Things were initially looking so good after launch that JAXA renamed the satellite previously known just as ASTRO-H to Hitomi. "Hitomi refers to the aperture of the eye, the part where incoming light is absorbed," the agency explained. "From this, Hitomi reminds us of a black hole. We will observe Hitomi in the universe using the Hitomi satellite."
Hitomi was due to wake-up and start responding to ground communications this weekend. But then the Joint Space Operations Center, which tracks debris in our orbit, announced that they'd seen pieces of the satellite breaking up into space on Saturday. Things got even more complicated when JAXA confirmed early this morning that, well after the debris was spotted, they'd also been able to receive messages from Hitomi.

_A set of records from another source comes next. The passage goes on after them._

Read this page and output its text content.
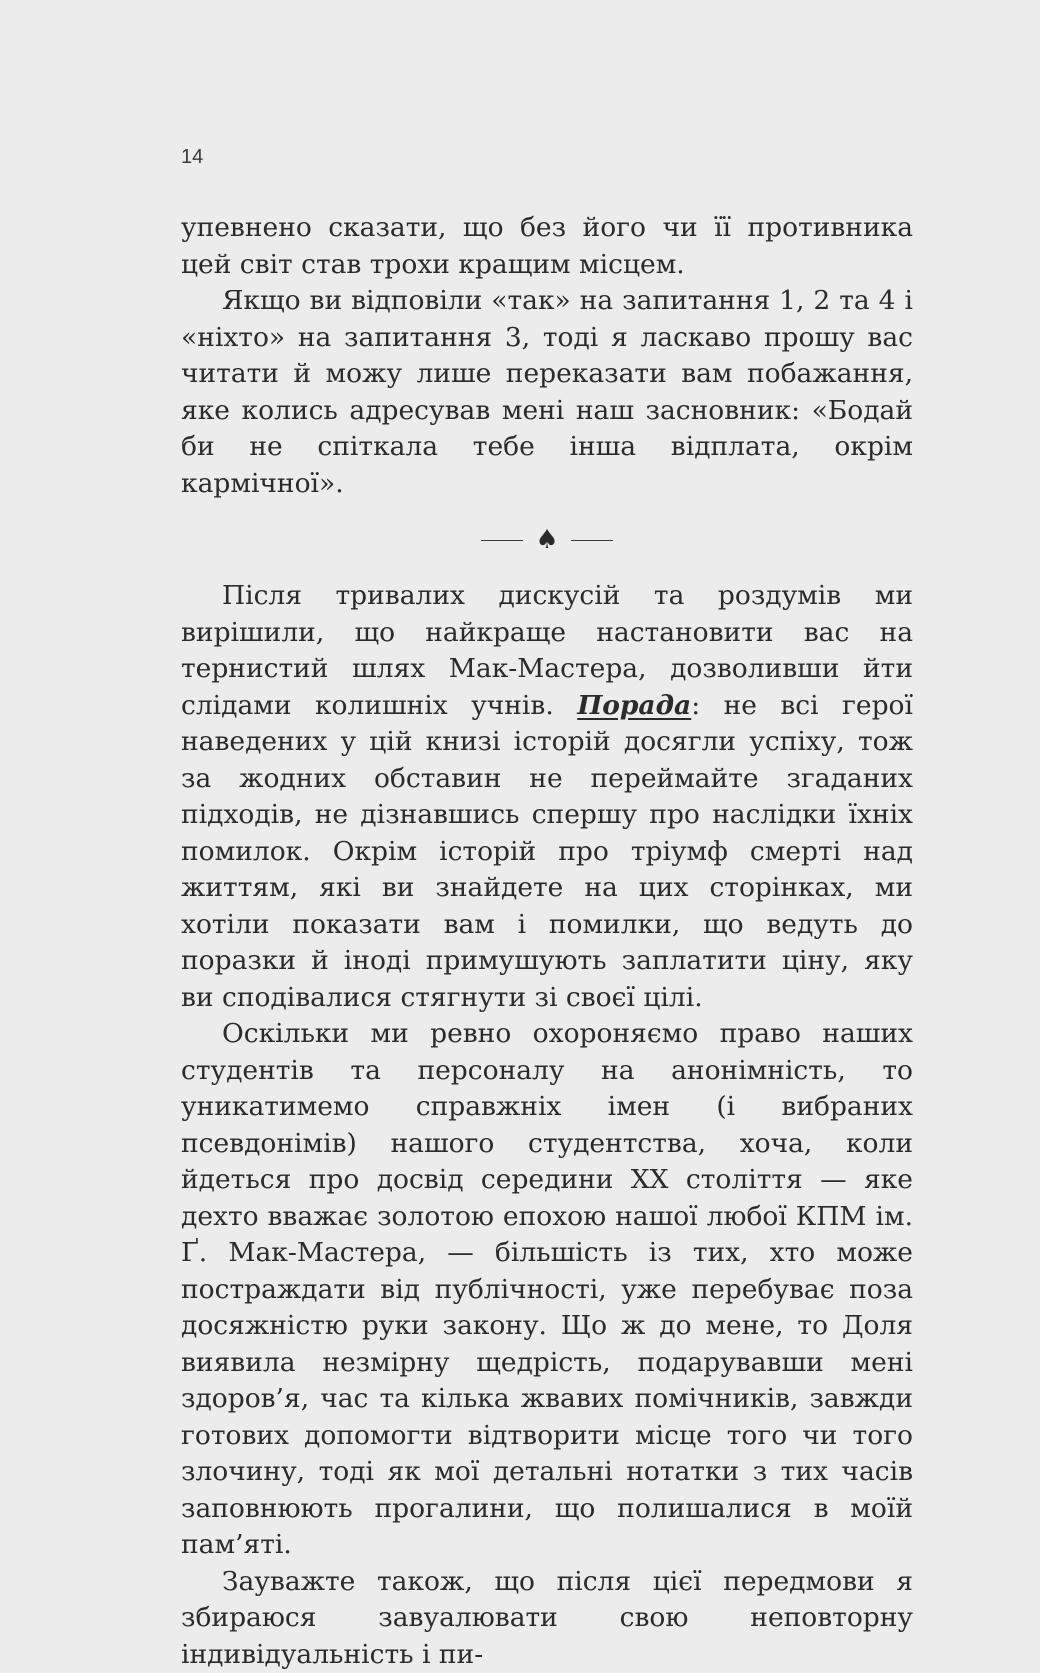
14

упевнено сказати, що без його чи її противника цей світ став трохи кращим місцем.

Якщо ви відповіли «так» на запитання 1, 2 та 4 і «ніхто» на запитання 3, тоді я ласкаво прошу вас читати й можу лише переказати вам побажання, яке колись адресував мені наш засновник: «Бодай би не спіткала тебе інша відплата, окрім кармічної».

♠

Після тривалих дискусій та роздумів ми вирішили, що найкраще настановити вас на тернистий шлях Мак-Мастера, дозволивши йти слідами колишніх учнів. Порада: не всі герої наведених у цій книзі історій досягли успіху, тож за жодних обставин не переймайте згаданих підходів, не дізнавшись спершу про наслідки їхніх помилок. Окрім історій про тріумф смерті над життям, які ви знайдете на цих сторінках, ми хотіли показати вам і помилки, що ведуть до поразки й іноді примушують заплатити ціну, яку ви сподівалися стягнути зі своєї цілі.

Оскільки ми ревно охороняємо право наших студентів та персоналу на анонімність, то уникатимемо справжніх імен (і вибраних псевдонімів) нашого студентства, хоча, коли йдеться про досвід середини XX століття — яке дехто вважає золотою епохою нашої любої КПМ ім. Ґ. Мак-Мастера, — більшість із тих, хто може постраждати від публічності, уже перебуває поза досяжністю руки закону. Що ж до мене, то Доля виявила незмірну щедрість, подарувавши мені здоров’я, час та кілька жвавих помічників, завжди готових допомогти відтворити місце того чи того злочину, тоді як мої детальні нотатки з тих часів заповнюють прогалини, що полишалися в моїй пам’яті.

Зауважте також, що після цієї передмови я збираюся завуалювати свою неповторну індивідуальність і пи-
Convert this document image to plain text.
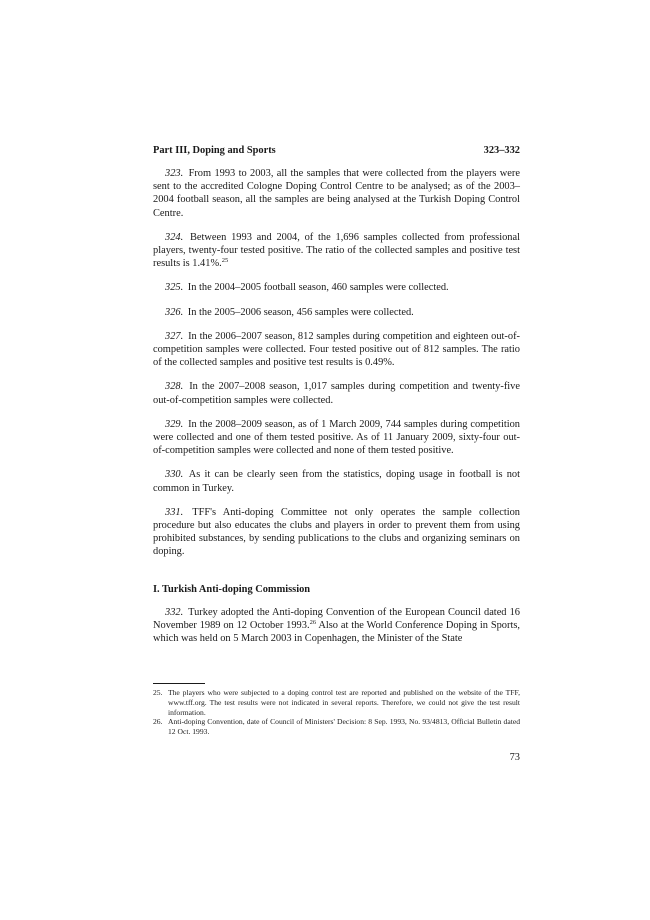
Part III, Doping and Sports	323–332

323. From 1993 to 2003, all the samples that were collected from the players were sent to the accredited Cologne Doping Control Centre to be analysed; as of the 2003–2004 football season, all the samples are being analysed at the Turkish Doping Control Centre.

324. Between 1993 and 2004, of the 1,696 samples collected from professional players, twenty-four tested positive. The ratio of the collected samples and positive test results is 1.41%.$^{25}$

325. In the 2004–2005 football season, 460 samples were collected.

326. In the 2005–2006 season, 456 samples were collected.

327. In the 2006–2007 season, 812 samples during competition and eighteen out-of-competition samples were collected. Four tested positive out of 812 samples. The ratio of the collected samples and positive test results is 0.49%.

328. In the 2007–2008 season, 1,017 samples during competition and twenty-five out-of-competition samples were collected.

329. In the 2008–2009 season, as of 1 March 2009, 744 samples during competition were collected and one of them tested positive. As of 11 January 2009, sixty-four out-of-competition samples were collected and none of them tested positive.

330. As it can be clearly seen from the statistics, doping usage in football is not common in Turkey.

331. TFF's Anti-doping Committee not only operates the sample collection procedure but also educates the clubs and players in order to prevent them from using prohibited substances, by sending publications to the clubs and organizing seminars on doping.

I. Turkish Anti-doping Commission

332. Turkey adopted the Anti-doping Convention of the European Council dated 16 November 1989 on 12 October 1993.26 Also at the World Conference Doping in Sports, which was held on 5 March 2003 in Copenhagen, the Minister of the State

25. The players who were subjected to a doping control test are reported and published on the website of the TFF, www.tff.org. The test results were not indicated in several reports. Therefore, we could not give the test result information.
26. Anti-doping Convention, date of Council of Ministers' Decision: 8 Sep. 1993, No. 93/4813, Official Bulletin dated 12 Oct. 1993.
73
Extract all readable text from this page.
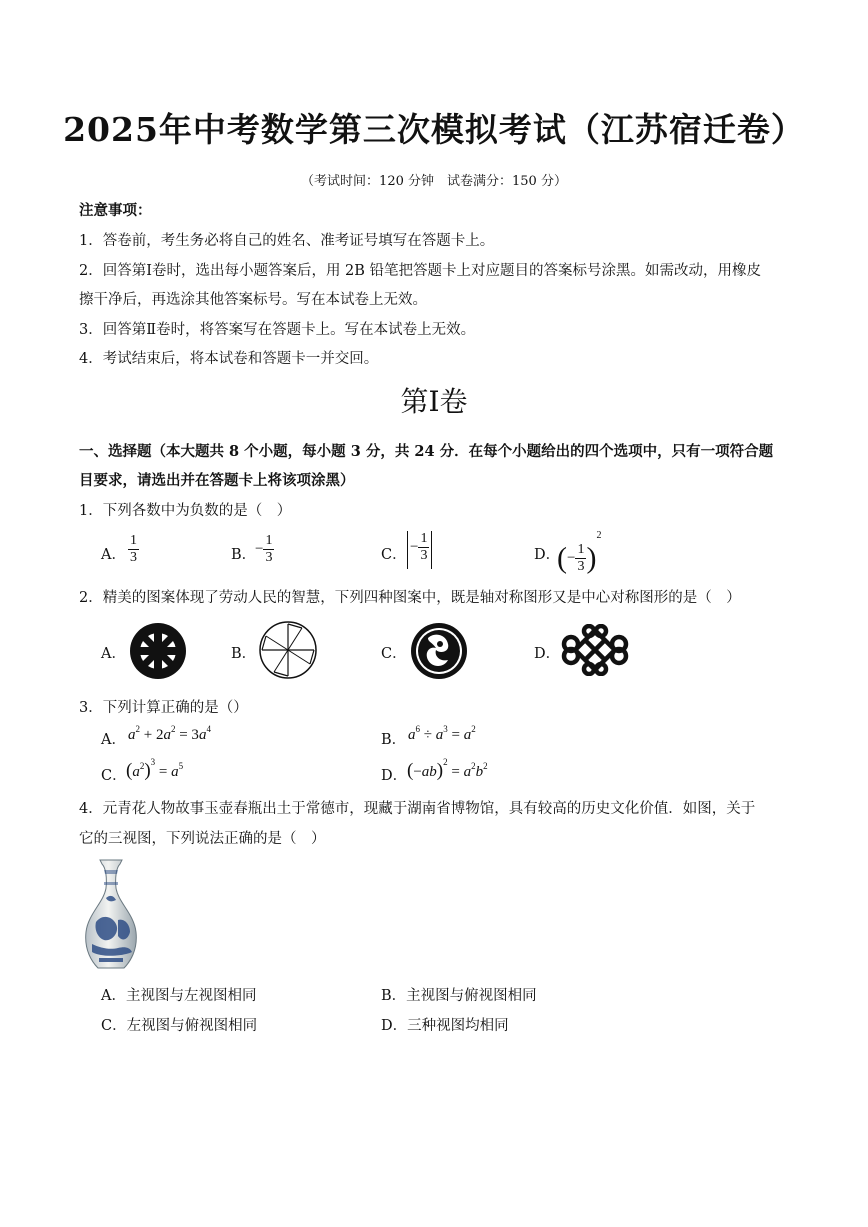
2025年中考数学第三次模拟考试（江苏宿迁卷）
（考试时间：120 分钟　试卷满分：150 分）
注意事项：
1．答卷前，考生务必将自己的姓名、准考证号填写在答题卡上。
2．回答第Ⅰ卷时，选出每小题答案后，用 2B 铅笔把答题卡上对应题目的答案标号涂黑。如需改动，用橡皮
擦干净后，再选涂其他答案标号。写在本试卷上无效。
3．回答第Ⅱ卷时，将答案写在答题卡上。写在本试卷上无效。
4．考试结束后，将本试卷和答题卡一并交回。
第Ⅰ卷
一、选择题（本大题共 8 个小题，每小题 3 分，共 24 分．在每个小题给出的四个选项中，只有一项符合题
目要求，请选出并在答题卡上将该项涂黑）
1．下列各数中为负数的是（　）
A． $\frac{1}{3}$	B．
− $\frac{1}{3}$	C． − $\frac{1}{3}$	D．
(− $\frac{1}{3} )^2$
2．精美的图案体现了劳动人民的智慧，下列四种图案中，既是轴对称图形又是中心对称图形的是（　）
A．	B．	C．	D．
3．下列计算正确的是（）
A． $a^2 + 2a^2 = 3a^4$
B． $a^6 \div a^3 = a^2$
C． $(a^2)^3 = a^5$
D． $(-ab)^2 = a^2b^2$
4．元青花人物故事玉壶春瓶出土于常德市，现藏于湖南省博物馆，具有较高的历史文化价值．如图，关于
它的三视图，下列说法正确的是（　）
A．主视图与左视图相同	B．主视图与俯视图相同
C．左视图与俯视图相同	D．三种视图均相同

Hitomi artist's concept / JAXA
These messages from a ghost satellite (free idea, movie executives) are not quite as spooky as they seem. Space equipment can be remarkably durable. As the Harvard-Smithsonian Center for Astrophysics' Jonathan McDowell pointed out, simply seeing debris doesn't mean the satellite has completely broken down. Even while losing pieces, Hitomi could have still held enough of itself together to keep transmitting. Either way, whatever configuration allowed the broken satellite to respond is apparently over; the satellite hasn't responded to any of the latest attempts to get in touch.
JAXA has set up an emergency team to look for the satellite and says that it still hopes it can be recovered. Although, they're not currently getting any signal from the disappeared satellite, the short response they received shortly after it started breaking-up at least gives them a good hint of where to start. Still, space is big, and just what happened to silence the satellite is still a mystery. Recovery is no easy proposition.